Alexander Calder (American, 1898-1976)
Untitled (Standing Mobile, c. 1965)
Sheet metal, brass, wire, and paint, height 5 3/4 in. (14.6 cm), width 5 in. (12.5 cm) including the mobile element, depth 2 3/4 in. (7.0 cm).
Condition: Paint losses.
Provenance: Purchased at a charity auction in Roxbury, Connecticut, approximately sixty years ago by Martin and Anne Wangh, through to the current owner by descent.
N.B. This work is registered in the archives of the Calder Foundation, New York, as application number A28062.
By the 1960s, Alexander Calder had established a successful, international career as an artist. During that decade, he received numerous awards, exhibited his sculptures and paintings in gallery shows in New York and Paris and in museum retrospectives at the Tate Gallery in London, the Solomon R. Guggenheim Museum in New York, and the Musée National d'Art Moderne in Paris. At the same time, Calder maintained a very high rate of production, working on large-scale sculpture commissions as well as small works like this untitled standing mobile.
Though born into a family of artists, Calder initially rejected an artistic career, choosing instead to study mechanical engineering. Ultimately, he conceded to his artistic roots and enrolled in the Art Students League in New York in 1923 and soon afterwards began making regular visits to Paris where he worked on and exhibited small, figurative wire sculptures. In Paris, Calder met fellow artists Joan Miró, Fernand Léger, and Piet Mondrian, all of whom influenced Calder's progression to abstract forms in his works. Calder created his first kinetic sculptures in 1931, and Marcel Duchamp began referring to the works as "mobiles." At first, Calder's mobiles were motorized, but he quickly realized that he could propel his works through ambient air currents.

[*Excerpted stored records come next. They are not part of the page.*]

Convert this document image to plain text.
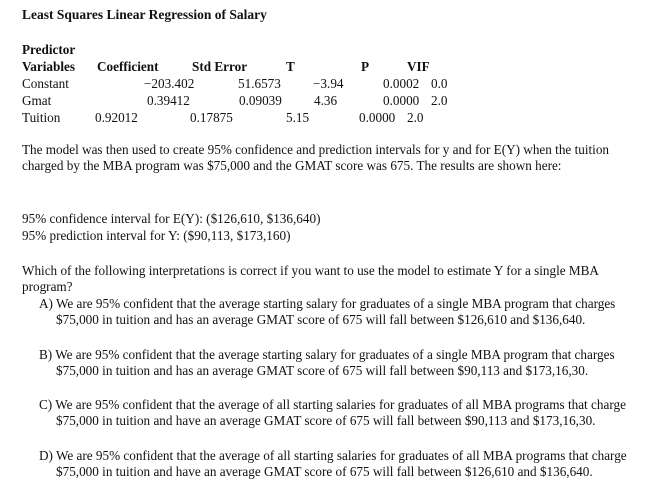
Least Squares Linear Regression of Salary
Predictor
Variables Coefficient	Std Error	T	P	VIF
Constant	−203.402	51.6573 −3.94	0.0002 0.0
Gmat	0.39412	0.09039 4.36	0.0000 2.0
Tuition	0.92012	0.17875	5.15	0.0000 2.0
The model was then used to create 95% confidence and prediction intervals for y and for E(Y) when the tuition charged by the MBA program was $75,000 and the GMAT score was 675. The results are shown here:
95% confidence interval for E(Y): ($126,610, $136,640)
95% prediction interval for Y: ($90,113, $173,160)
Which of the following interpretations is correct if you want to use the model to estimate Y for a single MBA program?
A) We are 95% confident that the average starting salary for graduates of a single MBA program that charges $75,000 in tuition and has an average GMAT score of 675 will fall between $126,610 and $136,640.
B) We are 95% confident that the average starting salary for graduates of a single MBA program that charges $75,000 in tuition and has an average GMAT score of 675 will fall between $90,113 and $173,16,30.
C) We are 95% confident that the average of all starting salaries for graduates of all MBA programs that charge $75,000 in tuition and have an average GMAT score of 675 will fall between $90,113 and $173,16,30.
D) We are 95% confident that the average of all starting salaries for graduates of all MBA programs that charge $75,000 in tuition and have an average GMAT score of 675 will fall between $126,610 and $136,640.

Calder worked persistently throughout his career on variations of his abstract mobiles (suspended moving sculptures), standing mobiles (anchored moving sculptures), and stabiles (stationary constructions). The scale of his sculptures varies widely, from colossal outdoor stabiles to diminutive standing mobiles. Though he often made small maquettes as part of the design process for large sculptures, he meant the majority of his small sculptures to be artworks in their own rights. For this untitled standing mobile, Calder employed his hallmark form--colorful, abstract shapes suspended on carefully balanced systems of wire hangers. Calder's interests in physics, astronomy, and kinetics, coupled with his involvement in the Abstraction-Création group of artists in Paris, informed the primary colors and geometric and organic shapes he used in his carefully engineered constructions. The sturdy, tripod base of this tiny standing mobile gives way to a thin, delicate wire that sits on the tip of the base via a tiny dimple on the underside of the wire. Calder weighted the circular shapes on either end of the wire to enable it to balance perfectly. Engineering skill, artistic genius, elegance, and playfulness all characterize Calder's œuvre. Describing his motives, Calder told an interviewer, "I want to make things that are fun to look at, that have no propaganda value whatsoever." 1
1. "Calder" in Selden Rodman, Conversations with Artists, (New York: 1957), pp. 136-142 in Martha Prather, Alexander S.C. Rower, and Arnauld Pierre, Alexander Calder: 1898-1976, National Gallery of Art, Washington (New Haven and London: Yale UP, 1998), exh. cat.
Red metal base is 4 x 2 3/4 x 2 in.
Corrosion to the outside edge of the brass spiral in an area measuring 1/2 inch. Paint losses to the painted disks primarily along the edges. Multiple paint losses to the red base, and with a raised ridge measuring 1/2 inch in the metal on the front edge and hammer marks to the top of the back.